If you’ve ever worked with AWS IAM, you've probably felt this way.
You create a policy. Attach it to a user or role. And still get an "Access Denied" error.
That happened to me more than once.
While learning AWS, I even locked myself out of my account after giving the wrong permissions to a service. Not on purpose, I simply didn’t fully understand what the policy was actually allowing.
That’s when I realised guessing my way through IAM wasn’t helping.
While trying to make sense of it, I came across the IAM Policy Simulator, and it changed how I approach permissions.
What I like about the simulator is how simple the idea is.
It lets you test what a user or role can actually do before you change anything.

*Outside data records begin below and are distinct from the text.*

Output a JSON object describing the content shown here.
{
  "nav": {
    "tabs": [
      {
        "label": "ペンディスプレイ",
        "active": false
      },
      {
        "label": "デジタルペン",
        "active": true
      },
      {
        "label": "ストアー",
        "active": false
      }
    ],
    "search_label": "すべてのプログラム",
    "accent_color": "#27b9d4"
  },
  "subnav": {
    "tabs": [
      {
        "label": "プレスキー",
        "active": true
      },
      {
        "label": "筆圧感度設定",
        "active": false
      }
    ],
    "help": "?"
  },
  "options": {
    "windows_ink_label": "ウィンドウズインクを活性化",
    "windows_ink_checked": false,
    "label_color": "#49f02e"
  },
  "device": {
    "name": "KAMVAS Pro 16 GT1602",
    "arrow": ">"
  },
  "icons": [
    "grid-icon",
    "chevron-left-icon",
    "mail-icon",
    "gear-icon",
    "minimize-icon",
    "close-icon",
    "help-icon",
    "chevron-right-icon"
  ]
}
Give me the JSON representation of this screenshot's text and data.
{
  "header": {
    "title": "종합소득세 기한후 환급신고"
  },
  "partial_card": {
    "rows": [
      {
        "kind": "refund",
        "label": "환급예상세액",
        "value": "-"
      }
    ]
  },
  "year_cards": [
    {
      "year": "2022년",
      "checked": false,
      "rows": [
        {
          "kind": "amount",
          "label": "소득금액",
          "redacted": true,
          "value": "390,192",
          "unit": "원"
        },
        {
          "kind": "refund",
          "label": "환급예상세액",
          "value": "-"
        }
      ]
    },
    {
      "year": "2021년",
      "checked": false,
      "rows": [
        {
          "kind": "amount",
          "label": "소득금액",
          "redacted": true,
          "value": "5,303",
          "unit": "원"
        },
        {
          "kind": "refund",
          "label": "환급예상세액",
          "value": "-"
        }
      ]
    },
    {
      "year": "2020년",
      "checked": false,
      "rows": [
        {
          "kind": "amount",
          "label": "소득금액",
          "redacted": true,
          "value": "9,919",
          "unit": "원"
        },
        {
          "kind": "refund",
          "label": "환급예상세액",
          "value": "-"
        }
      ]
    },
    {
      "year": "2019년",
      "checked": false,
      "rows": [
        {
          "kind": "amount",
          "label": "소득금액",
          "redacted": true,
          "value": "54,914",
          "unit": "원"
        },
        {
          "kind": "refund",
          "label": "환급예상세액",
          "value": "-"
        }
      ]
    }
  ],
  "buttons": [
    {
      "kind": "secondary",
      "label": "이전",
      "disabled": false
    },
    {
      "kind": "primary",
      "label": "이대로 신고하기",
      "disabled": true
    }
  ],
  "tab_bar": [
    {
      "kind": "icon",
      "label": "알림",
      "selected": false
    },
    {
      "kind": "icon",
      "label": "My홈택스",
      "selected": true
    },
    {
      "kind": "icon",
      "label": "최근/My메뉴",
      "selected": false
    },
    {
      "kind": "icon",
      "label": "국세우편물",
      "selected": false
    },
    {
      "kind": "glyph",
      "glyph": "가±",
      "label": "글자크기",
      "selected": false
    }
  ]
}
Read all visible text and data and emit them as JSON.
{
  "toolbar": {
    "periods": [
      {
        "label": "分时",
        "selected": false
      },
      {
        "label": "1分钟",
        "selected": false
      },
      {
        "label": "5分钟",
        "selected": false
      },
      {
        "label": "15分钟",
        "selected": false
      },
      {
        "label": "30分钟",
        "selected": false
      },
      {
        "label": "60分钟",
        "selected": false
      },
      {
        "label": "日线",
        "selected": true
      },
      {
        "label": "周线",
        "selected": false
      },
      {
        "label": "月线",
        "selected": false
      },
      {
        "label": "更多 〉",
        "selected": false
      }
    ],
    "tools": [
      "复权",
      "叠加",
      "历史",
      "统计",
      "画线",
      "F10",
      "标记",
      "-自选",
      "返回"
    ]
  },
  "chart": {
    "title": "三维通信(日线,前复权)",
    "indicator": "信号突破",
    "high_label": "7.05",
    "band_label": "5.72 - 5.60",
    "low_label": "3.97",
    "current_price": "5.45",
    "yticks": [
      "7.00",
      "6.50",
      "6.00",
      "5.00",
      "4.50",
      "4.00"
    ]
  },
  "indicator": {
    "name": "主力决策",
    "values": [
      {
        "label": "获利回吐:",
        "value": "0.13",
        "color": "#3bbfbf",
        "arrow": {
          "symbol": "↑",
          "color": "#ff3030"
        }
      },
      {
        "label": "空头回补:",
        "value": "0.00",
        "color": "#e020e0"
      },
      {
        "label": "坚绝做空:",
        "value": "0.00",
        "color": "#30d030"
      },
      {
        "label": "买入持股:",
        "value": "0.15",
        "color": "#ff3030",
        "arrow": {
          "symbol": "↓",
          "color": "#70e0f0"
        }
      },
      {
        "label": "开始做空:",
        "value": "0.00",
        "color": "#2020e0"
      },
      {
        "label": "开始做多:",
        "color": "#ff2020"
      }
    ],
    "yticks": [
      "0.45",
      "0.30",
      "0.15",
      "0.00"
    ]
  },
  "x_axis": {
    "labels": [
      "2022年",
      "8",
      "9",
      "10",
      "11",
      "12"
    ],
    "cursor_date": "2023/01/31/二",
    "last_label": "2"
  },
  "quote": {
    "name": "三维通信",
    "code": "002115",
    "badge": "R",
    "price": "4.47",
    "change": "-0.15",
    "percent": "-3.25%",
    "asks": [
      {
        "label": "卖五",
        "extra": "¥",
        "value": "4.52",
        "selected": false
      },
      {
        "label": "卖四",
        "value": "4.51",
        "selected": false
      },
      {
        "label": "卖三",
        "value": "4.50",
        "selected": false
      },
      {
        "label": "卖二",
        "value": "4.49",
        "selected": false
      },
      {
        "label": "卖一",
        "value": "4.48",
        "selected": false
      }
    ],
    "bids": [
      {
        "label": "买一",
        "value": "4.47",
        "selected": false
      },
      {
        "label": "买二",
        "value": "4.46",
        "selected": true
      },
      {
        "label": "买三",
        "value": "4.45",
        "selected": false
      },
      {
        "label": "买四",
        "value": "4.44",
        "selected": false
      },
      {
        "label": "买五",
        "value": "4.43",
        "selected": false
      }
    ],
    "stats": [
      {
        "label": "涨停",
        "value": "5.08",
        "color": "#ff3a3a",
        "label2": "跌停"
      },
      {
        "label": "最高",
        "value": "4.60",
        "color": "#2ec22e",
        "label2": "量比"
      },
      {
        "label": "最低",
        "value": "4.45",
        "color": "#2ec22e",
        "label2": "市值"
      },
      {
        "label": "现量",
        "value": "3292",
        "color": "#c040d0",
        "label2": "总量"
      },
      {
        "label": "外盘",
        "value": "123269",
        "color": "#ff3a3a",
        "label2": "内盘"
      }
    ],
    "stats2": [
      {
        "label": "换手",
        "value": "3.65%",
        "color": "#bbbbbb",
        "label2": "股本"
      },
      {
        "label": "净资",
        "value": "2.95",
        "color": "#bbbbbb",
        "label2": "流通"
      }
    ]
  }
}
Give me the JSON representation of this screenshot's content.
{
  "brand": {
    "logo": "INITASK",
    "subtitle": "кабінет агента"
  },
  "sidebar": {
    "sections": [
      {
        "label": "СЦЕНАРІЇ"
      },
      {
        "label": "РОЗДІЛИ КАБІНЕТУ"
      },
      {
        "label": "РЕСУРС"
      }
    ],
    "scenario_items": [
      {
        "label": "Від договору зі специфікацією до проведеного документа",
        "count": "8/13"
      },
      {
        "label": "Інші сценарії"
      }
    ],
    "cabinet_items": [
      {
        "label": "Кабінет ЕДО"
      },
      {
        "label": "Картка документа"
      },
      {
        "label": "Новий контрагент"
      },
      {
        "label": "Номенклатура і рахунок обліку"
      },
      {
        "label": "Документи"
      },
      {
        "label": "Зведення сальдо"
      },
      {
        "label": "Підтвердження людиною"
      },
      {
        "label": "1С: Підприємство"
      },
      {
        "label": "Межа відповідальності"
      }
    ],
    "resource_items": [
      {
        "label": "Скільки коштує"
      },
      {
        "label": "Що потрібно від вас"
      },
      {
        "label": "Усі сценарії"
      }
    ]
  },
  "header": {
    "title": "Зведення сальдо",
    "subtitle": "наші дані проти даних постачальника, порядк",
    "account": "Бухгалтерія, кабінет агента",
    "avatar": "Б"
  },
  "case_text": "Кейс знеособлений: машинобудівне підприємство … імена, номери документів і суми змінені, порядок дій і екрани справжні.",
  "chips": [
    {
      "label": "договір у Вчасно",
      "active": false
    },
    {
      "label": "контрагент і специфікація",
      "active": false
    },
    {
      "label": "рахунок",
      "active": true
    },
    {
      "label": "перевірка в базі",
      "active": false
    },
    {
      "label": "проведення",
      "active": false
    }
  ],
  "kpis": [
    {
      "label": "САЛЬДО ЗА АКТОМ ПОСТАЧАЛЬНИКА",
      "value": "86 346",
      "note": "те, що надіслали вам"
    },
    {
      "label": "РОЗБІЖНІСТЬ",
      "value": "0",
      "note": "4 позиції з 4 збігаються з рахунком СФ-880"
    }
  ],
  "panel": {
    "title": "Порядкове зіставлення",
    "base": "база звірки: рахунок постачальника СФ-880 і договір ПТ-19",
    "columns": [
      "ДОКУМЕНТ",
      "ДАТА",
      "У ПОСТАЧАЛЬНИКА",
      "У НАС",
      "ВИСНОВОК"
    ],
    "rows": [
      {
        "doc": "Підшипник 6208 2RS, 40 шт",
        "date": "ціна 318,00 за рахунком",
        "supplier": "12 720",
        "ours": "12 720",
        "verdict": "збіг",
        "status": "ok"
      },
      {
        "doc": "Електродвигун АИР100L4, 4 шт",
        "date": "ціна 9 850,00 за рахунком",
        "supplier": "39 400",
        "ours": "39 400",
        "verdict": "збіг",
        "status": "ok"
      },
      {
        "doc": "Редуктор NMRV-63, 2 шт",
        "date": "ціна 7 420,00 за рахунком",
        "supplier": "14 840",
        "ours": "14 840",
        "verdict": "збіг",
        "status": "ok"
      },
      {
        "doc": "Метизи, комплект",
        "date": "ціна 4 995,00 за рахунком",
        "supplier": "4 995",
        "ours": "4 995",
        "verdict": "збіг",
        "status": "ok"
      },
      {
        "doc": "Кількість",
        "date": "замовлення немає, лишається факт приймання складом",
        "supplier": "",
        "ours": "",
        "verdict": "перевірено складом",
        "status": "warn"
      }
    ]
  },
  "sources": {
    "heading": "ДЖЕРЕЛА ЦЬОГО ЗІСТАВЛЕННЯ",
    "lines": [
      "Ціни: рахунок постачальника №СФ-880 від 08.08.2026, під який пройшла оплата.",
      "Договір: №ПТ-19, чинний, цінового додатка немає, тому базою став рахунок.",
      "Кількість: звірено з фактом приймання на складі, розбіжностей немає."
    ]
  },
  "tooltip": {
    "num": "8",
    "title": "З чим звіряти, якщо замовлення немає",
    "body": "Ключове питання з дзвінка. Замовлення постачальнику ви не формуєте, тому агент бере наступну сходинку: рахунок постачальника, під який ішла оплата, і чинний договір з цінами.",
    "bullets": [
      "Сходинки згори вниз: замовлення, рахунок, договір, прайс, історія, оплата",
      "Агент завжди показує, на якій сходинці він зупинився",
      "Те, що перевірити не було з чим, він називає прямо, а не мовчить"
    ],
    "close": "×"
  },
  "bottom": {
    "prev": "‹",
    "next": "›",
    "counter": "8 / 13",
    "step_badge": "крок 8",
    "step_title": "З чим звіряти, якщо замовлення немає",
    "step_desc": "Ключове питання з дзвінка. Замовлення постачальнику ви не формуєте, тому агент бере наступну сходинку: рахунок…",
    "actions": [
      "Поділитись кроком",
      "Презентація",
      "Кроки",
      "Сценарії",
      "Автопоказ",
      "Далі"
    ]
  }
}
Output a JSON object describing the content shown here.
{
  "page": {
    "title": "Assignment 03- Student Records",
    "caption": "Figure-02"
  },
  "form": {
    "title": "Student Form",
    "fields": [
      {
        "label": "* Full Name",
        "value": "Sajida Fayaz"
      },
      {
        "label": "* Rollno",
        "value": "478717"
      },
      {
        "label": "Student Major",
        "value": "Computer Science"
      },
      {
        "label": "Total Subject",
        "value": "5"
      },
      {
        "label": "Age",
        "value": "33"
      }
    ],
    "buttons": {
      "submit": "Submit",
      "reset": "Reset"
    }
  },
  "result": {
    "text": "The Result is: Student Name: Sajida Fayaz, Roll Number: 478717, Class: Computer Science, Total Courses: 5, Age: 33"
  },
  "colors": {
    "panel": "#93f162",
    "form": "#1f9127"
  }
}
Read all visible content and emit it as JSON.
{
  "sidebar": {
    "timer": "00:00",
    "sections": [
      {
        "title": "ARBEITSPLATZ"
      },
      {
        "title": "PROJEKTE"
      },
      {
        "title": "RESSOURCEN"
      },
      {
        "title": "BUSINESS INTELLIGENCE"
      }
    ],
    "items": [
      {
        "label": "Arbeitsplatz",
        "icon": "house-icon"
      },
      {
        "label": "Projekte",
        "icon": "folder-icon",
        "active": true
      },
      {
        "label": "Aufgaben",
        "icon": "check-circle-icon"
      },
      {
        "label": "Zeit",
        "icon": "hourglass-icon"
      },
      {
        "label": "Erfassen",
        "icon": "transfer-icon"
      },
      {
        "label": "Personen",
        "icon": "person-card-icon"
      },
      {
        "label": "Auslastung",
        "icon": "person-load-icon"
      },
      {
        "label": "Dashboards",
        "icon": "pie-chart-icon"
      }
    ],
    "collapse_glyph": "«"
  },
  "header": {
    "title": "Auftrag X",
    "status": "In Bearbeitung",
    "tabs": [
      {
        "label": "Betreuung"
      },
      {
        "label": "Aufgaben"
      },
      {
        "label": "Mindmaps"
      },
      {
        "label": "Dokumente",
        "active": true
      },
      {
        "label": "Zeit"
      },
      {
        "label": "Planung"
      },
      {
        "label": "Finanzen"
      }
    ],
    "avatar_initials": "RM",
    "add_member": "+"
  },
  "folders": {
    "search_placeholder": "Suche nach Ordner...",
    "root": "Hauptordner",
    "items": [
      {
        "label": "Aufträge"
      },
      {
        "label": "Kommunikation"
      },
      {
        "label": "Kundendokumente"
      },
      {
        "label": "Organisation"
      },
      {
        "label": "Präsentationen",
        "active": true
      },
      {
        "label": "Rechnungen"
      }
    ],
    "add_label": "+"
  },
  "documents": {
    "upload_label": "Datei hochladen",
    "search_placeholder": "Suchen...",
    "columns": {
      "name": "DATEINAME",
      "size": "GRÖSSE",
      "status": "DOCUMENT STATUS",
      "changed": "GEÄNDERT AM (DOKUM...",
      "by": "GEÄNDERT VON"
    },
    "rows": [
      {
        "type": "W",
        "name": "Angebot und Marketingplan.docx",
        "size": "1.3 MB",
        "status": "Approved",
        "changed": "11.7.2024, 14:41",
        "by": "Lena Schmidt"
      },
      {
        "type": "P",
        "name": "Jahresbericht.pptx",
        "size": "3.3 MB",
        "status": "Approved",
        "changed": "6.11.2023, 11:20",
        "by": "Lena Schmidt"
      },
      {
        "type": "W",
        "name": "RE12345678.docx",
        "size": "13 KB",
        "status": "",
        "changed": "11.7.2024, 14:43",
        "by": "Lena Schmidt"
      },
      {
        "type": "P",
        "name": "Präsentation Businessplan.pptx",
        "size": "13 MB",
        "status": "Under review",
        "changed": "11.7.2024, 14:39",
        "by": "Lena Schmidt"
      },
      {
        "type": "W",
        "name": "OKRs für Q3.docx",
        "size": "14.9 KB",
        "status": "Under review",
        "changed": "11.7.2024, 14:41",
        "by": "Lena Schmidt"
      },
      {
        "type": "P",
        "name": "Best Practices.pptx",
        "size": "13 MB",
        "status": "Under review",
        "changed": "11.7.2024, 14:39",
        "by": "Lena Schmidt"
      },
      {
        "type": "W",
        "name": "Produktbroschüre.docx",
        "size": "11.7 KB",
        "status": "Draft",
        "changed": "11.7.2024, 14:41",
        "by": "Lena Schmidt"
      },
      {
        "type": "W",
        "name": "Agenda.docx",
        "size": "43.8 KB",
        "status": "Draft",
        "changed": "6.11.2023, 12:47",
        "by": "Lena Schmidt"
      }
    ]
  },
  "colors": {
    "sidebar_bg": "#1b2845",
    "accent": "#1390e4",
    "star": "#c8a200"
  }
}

Instead of wondering, you can ask one clear question:
Can this user or role perform this action on this resource? (For example: Can this EC2 role read from this S3 bucket?)
The simulator checks all attached policies and shows you the final decision. Seeing it laid out like that helped me understand exactly where things were going wrong.
How I usually access it
When I need it, I:
Sign in to AWS.
Open the IAM service.
On the right-hand side, under Tools, click Policy Simulator.
It redirects to the Policy Simulator page.
Or open the IAM Policy Simulator directly here: IAM policy simulator
From there, I test the actions I’m unsure about and see what’s allowed or denied.
Why this matters (at least for me)
Most of the permission issues I’ve run into weren’t due to anything being missing.
They were small details:
A wrong resource ARN
A condition I didn’t think about
Or an explicit deny I forgot existed
The simulator doesn’t fix things for you or replace reading policies carefully, but it clearly shows which policies are affecting or attached to the user or role, and that makes IAM much less frustrating.
What I’m taking away from this
The IAM Policy Simulator has been a safer way for me to learn permissions. It lets me experiment, understand mistakes, and avoid granting extra permissions just to “make it work.”
I’m curious: When IAM permissions don’t work as expected, how do you usually debug them? Trial and error or stopping to inspect the policy closely?